As midterms são as eleições que acontecem justamente no meio do mandato do presidente dos EUA, em que novos representantes dos EUA são eleitos, com a renovação do Senado e do Congresso, o que seria o equivalente aqui no Brasil à Câmara dos Deputados e ao Senado. Essas eleições são, na maioria das vezes, uma reflexão da popularidade do presidente eleito, e interferem diretamente em sua capacidade de governar, pois quem assume maioria do Congresso e do Senado é capaz de tramitar projetos com mais facilidade.

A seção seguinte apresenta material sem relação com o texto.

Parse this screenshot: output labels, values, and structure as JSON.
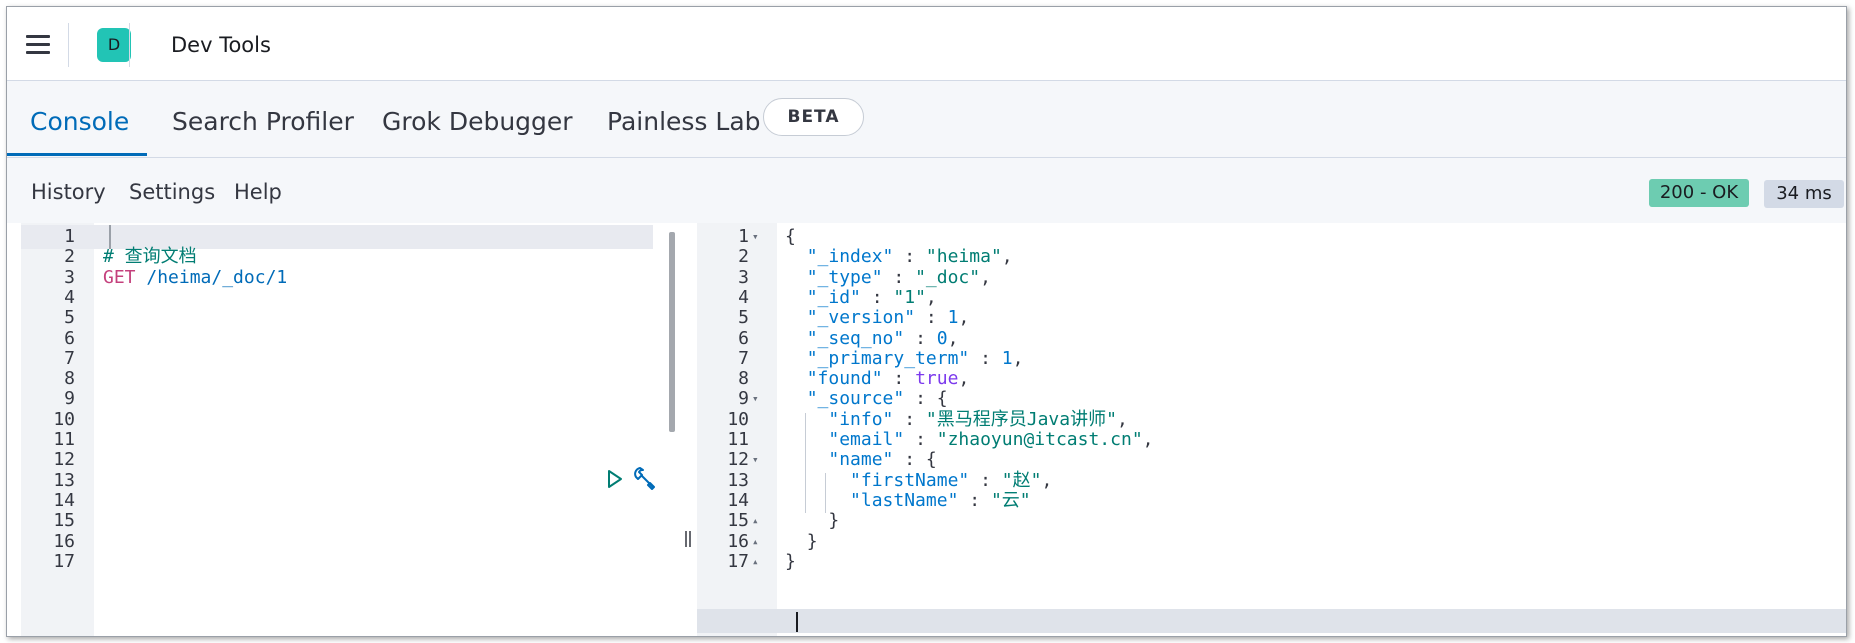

“Na última vez em que tivemos as eleições de meio de mandato, o ex-presidente Donald Trump perdeu a maioria do Congresso, o que foi decisivo para resto do sua gestão”, explica Vinicius Rodrigues, professor de Economia e Relações Internacionais da FAAP.

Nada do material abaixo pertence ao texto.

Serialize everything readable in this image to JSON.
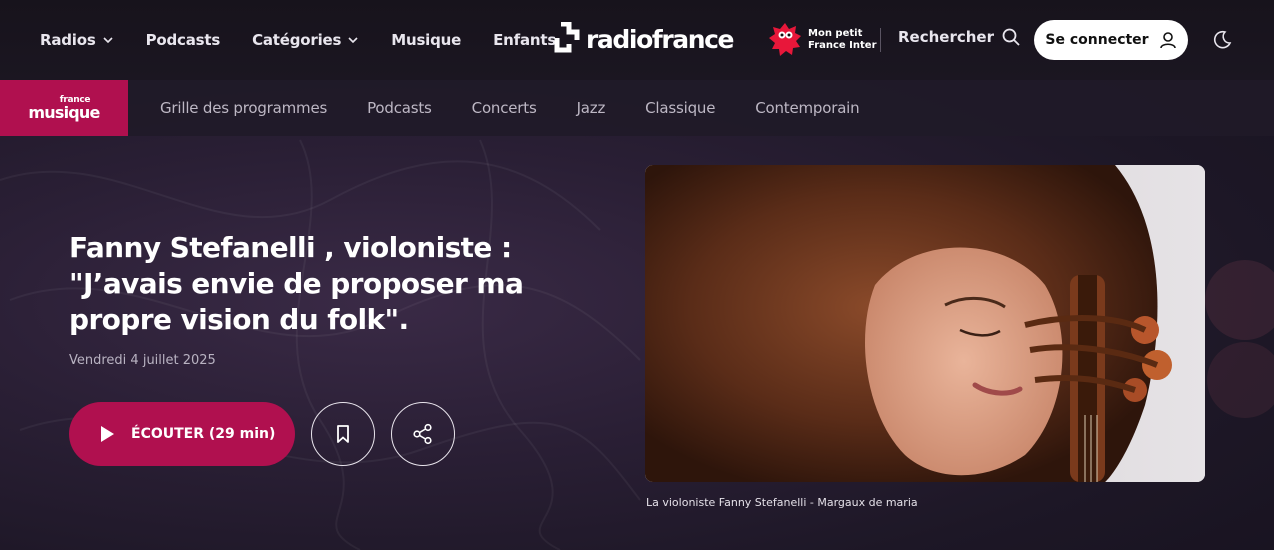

Com o Federal Reserve aumentando os juros, o especialista avalia que Biden terá uma eleição mais difícil para vencer em novembro, quando os americanos vão às ruas decidir quem serão os novos senadores e deputados. “A situação é de que, muito provavelmente, o Biden perca o controle da Câmara baixa do Congresso, o que muito provavelmente pode ocorrer com essa alta nos juros”.

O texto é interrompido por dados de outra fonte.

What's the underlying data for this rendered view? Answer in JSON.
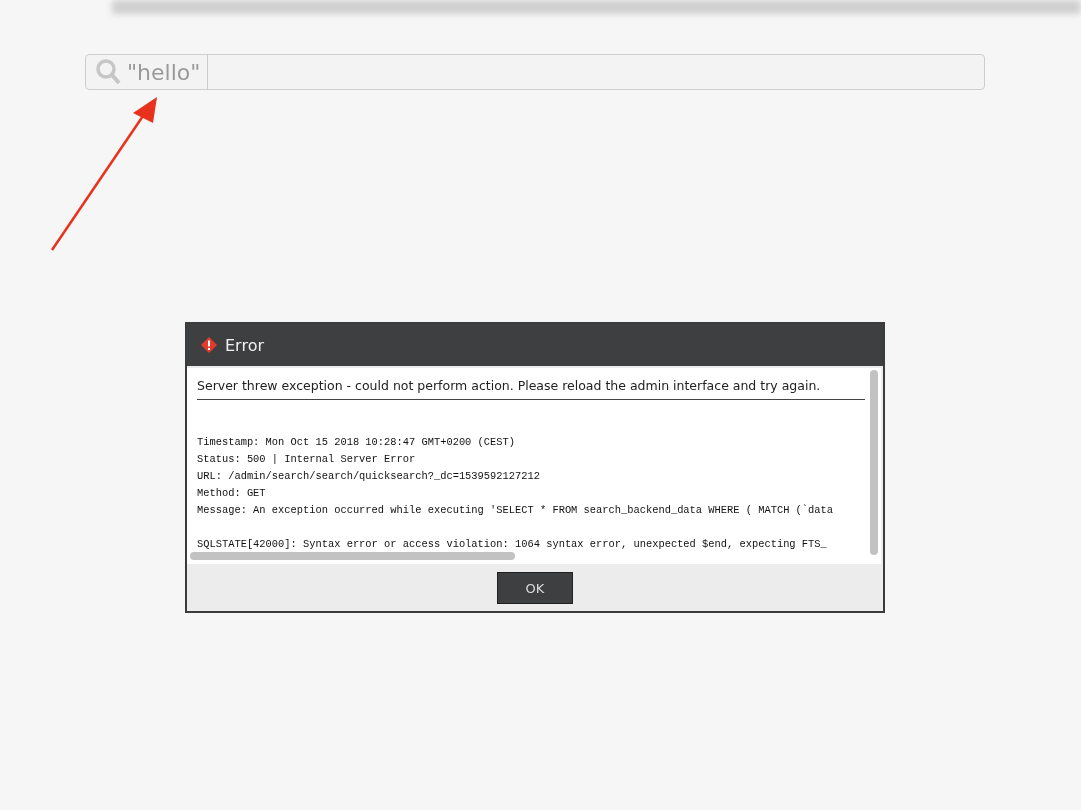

A alta nos juros seria, nesse caso, mais uma dor de cabeça para o presidente democrata, que tem as mãos cheias com a guerra da Ucrânia e com pautas como a discussão da legalização do aborto nos EUA. O mau desempenho de Biden ao abordar a crise econômica é refletido nas pesquisas. Atualmente, há maior reprovação do que aprovação de seu mandato.

Segundo o site Five-Thirty Eight, que compila pesquisas eleitorais, o atual chefe de Estado americano possui 42,2% de sentimento positivo contra 53,1% negativo em relação à sua gestão. Em relação às midterms, o site diz que os republicanos devem assumir a maioria do Congresso. Já no Senado, a disputa está mais acirrada, com uma chance um pouco maior para os republicanos.

“Quanto maior aumento dos juros, maior contração na economia americana, a recessão, e menores as perspectivas de investimentos. É uma medida para controlar a inflação e preservar empregos, mas pode acabar prejudicando o sentimento da gestão de Biden”, aponta Rodrigues.

Vitória dos republicanos nas midterms

Em choque com o mercado, o Fed revisou os resultados da produção da economia americana para o segundo semestre. A projeção do PIB para 2022 é de apenas 0,2%, enquanto em 2023 o banco central americano estima um crescimento de 4% na economia do país.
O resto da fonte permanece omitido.